A loss in the National Football League is never about one play. That's the truth.
There are plays that are remembered more than others and some that happen in the biggest of moments that are easy to point to as a key factor in the game, and in the case of the Kansas City Chiefs' 19-17 loss to the Tampa Bay Buccaneers on Sunday afternoon, one of those plays came early in the fourth quarter.
The Chiefs offense ran 52 plays on Sunday, but most will only remember the one that resulted in Alex Smith's interception with 12:20 remaining in the game. The Chiefs were trailing 12-10 and knocking on the door of retaking the lead as they faced a second-and-goal from the Bucs 7-yard line.
"Just trying to play-action pass down there, trying to sell run hard and come up firing," Smith explained of the play, which resulted in Bucs safety Chris Conte stepping in front of the quick pass and racing 53 yards the other way for the interception, after the game. "You'd love to see it a split second before you throw it. Certainly there, we're trying to sell-out. I lost vision of the safety down there. I've got to see it. It's hard, it's a bang-bang play.
"Obviously it was probably the difference-maker in the game."
It was Smith's first interception in the end zone since 2013.
Chiefs coach Andy Reid said after the game that it was a "predetermined throw" and a bad play call, which is his responsibility.
"It wasn't there, and it wasn't a very good call at all," Reid explained. "[Conte] didn't bite on it. He's not supposed to do anything, but he has been biting on that, and he didn't do that. Lousy call."
The pass was intended for second-year receiver Chris Conley, who led all receivers with eight targets on Sunday as veteran Jeremy Maclin missed a second straight game with a groin injury.

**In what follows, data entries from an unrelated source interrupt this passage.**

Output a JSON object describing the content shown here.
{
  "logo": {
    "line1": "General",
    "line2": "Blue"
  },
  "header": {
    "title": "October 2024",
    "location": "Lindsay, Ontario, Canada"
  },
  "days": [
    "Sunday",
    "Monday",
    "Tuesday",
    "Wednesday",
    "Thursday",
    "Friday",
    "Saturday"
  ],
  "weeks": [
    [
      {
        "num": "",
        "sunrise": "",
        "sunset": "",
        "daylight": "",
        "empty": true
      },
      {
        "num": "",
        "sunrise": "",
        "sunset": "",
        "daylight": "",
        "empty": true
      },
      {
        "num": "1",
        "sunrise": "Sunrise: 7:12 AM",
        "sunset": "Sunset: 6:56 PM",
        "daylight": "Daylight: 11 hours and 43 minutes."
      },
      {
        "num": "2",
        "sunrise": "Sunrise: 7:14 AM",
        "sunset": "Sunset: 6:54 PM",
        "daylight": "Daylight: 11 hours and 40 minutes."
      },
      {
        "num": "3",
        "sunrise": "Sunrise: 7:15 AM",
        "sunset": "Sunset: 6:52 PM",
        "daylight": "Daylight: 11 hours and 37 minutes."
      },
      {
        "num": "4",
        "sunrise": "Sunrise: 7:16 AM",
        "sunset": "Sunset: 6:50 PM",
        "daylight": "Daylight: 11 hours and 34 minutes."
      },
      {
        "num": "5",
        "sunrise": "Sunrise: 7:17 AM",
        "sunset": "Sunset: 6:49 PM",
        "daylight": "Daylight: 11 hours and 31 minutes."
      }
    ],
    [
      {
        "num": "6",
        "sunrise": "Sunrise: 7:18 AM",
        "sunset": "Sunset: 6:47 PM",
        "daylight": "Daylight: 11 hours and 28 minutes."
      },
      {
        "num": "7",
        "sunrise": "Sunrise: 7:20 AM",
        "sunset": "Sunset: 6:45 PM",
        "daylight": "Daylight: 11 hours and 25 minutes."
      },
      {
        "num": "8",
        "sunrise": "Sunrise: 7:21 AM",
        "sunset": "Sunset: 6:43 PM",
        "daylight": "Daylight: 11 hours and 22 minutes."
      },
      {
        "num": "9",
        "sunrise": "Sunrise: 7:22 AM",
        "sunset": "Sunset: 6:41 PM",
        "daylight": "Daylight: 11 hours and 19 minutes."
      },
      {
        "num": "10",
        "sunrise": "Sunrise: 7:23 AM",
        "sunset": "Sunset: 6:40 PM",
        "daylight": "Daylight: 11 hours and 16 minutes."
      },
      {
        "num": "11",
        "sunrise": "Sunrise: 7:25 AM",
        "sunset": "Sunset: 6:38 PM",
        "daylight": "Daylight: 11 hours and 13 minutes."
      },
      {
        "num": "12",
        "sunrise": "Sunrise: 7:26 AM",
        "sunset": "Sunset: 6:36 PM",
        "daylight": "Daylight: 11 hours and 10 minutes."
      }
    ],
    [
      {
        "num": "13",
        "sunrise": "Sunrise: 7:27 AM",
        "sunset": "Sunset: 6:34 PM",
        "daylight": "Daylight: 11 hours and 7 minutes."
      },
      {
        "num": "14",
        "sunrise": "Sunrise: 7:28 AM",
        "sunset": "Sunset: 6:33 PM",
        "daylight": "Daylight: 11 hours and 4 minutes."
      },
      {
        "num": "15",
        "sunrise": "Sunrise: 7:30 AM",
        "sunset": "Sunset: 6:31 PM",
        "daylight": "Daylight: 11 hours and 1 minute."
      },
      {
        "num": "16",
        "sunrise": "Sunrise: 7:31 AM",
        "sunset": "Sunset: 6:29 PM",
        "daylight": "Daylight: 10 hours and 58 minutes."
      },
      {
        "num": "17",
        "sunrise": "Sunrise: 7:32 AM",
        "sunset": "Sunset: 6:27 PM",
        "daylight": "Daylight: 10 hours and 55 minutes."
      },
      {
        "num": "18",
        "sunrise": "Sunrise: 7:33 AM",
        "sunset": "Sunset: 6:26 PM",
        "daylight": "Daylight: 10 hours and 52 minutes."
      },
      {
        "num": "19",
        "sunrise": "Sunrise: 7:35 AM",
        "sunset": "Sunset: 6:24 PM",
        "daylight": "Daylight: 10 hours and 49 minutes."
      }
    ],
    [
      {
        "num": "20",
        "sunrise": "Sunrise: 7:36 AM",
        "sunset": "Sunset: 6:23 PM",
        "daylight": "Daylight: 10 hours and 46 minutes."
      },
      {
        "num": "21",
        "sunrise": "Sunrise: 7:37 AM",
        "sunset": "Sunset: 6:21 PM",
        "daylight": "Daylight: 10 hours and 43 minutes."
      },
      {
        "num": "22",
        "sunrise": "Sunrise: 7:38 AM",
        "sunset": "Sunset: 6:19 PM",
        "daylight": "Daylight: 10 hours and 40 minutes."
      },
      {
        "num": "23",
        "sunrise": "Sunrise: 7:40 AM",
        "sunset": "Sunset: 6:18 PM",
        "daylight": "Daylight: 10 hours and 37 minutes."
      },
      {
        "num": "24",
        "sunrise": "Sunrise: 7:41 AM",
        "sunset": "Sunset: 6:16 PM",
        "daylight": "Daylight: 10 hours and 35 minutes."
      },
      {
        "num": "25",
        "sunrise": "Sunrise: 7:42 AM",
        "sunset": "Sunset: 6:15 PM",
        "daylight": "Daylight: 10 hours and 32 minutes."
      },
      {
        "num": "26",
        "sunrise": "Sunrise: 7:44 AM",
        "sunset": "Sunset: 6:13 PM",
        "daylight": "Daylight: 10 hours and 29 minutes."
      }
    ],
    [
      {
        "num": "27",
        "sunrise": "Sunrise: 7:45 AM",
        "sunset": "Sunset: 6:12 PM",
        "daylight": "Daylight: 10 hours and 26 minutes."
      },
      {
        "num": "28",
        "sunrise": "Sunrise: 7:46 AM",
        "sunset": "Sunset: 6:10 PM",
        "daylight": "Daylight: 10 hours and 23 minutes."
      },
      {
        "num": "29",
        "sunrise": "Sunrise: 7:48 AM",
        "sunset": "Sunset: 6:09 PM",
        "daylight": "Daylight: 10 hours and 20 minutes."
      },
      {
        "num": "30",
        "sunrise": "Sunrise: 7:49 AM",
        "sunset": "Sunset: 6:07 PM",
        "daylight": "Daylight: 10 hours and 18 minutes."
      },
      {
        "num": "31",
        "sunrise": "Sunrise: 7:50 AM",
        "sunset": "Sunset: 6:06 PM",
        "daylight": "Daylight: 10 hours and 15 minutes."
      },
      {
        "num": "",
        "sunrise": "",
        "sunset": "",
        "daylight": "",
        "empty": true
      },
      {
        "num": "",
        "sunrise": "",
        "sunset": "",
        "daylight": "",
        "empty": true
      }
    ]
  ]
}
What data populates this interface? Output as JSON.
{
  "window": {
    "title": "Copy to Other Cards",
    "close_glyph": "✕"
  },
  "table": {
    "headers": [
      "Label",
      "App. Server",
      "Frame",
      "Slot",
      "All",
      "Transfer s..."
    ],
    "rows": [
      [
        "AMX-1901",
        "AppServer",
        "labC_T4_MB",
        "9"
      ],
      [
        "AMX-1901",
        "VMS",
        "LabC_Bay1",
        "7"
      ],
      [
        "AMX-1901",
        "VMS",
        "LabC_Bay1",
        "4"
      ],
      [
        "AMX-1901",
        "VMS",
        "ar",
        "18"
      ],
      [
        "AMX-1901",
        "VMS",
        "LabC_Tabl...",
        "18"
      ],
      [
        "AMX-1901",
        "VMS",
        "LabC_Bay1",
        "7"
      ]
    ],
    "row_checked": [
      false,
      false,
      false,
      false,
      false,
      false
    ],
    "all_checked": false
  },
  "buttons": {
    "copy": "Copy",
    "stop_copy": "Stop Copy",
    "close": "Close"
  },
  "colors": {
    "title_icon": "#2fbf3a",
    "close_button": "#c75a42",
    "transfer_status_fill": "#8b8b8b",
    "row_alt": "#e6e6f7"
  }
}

"We had a play called based off of what we've seen on film this week," Conley explained. "The guy [Conte] made an exceptional play. He was able to sniff it out, read it and get back into the passing lane before the ball could get there. Kudos to him on the play."
The interception came just two plays after Smith's best pass of the day, a 44-yard strike to tight end Travis Kelce deep down the right sideline—putting them in position to take the lead.
"We were rolling there at that point," Smith added. "Had a good run on first down and we're sitting there at second-and-goal and you just can't have it, you can't throw it. You've got to protect the play. It's one of those deals where we're selling out and a guy might be wide open, but when it looks like that you've got to save it as a quarterback – throw it out of bounds, go somewhere else with it."
The Chiefs finished the day 2 of 4 inside the red zone, settling for a field goal on their first drive after having a goal-to-go situation, and then the Smith interception in their other goal-to-go situation.
After picking up a win over the Carolina Panthers last week without scoring an offensive touchdown, the inability to punch it in on Sunday isn't lost among the Chiefs offensive players, particularly when it comes to their red zone inefficiency.
"We haven't been doing a good job of putting it in the end zone consistently," right tackle Mitch Schwartz explained after the game. "The field goals end up killing you at the end of the game. We just need to figure out a way to be more efficient.
"The last few weeks it feels like the offense hasn't really done its part in terms of putting up the points we need to—getting the defense in good situations and letting those guys rush (the passer)."
The Chiefs came into the game tied for the best record in the AFC and leading the division.
"It's an aberration, hopefully," Schwartz added of Sunday's loss. "It's not the type of thing a top-tier team would let happen to them, that's the unfortunate thing. If you want to take that next step, you need to wins games that you should be winning, so it's unfortunate from that perspective."
While a lot of focus will be put on the momentum-changing interception from Smith, which subsequently led to a Buccaneers touchdown on their next drive and extended their lead to 19-10, there were a number of key plays that didn't fall in the Chiefs' favor, including the three third-down conversions from the Buccaneers offense on that drive.
"We weren't able to get off the field, and once we were on the field offensively, we weren't sustaining drives," Reid added. "It just wasn't good enough all the way around. Again, as far as being ready to play – they had a good week of practice.
"It seemed like they were ready to play beforehand, but we didn't execute very well."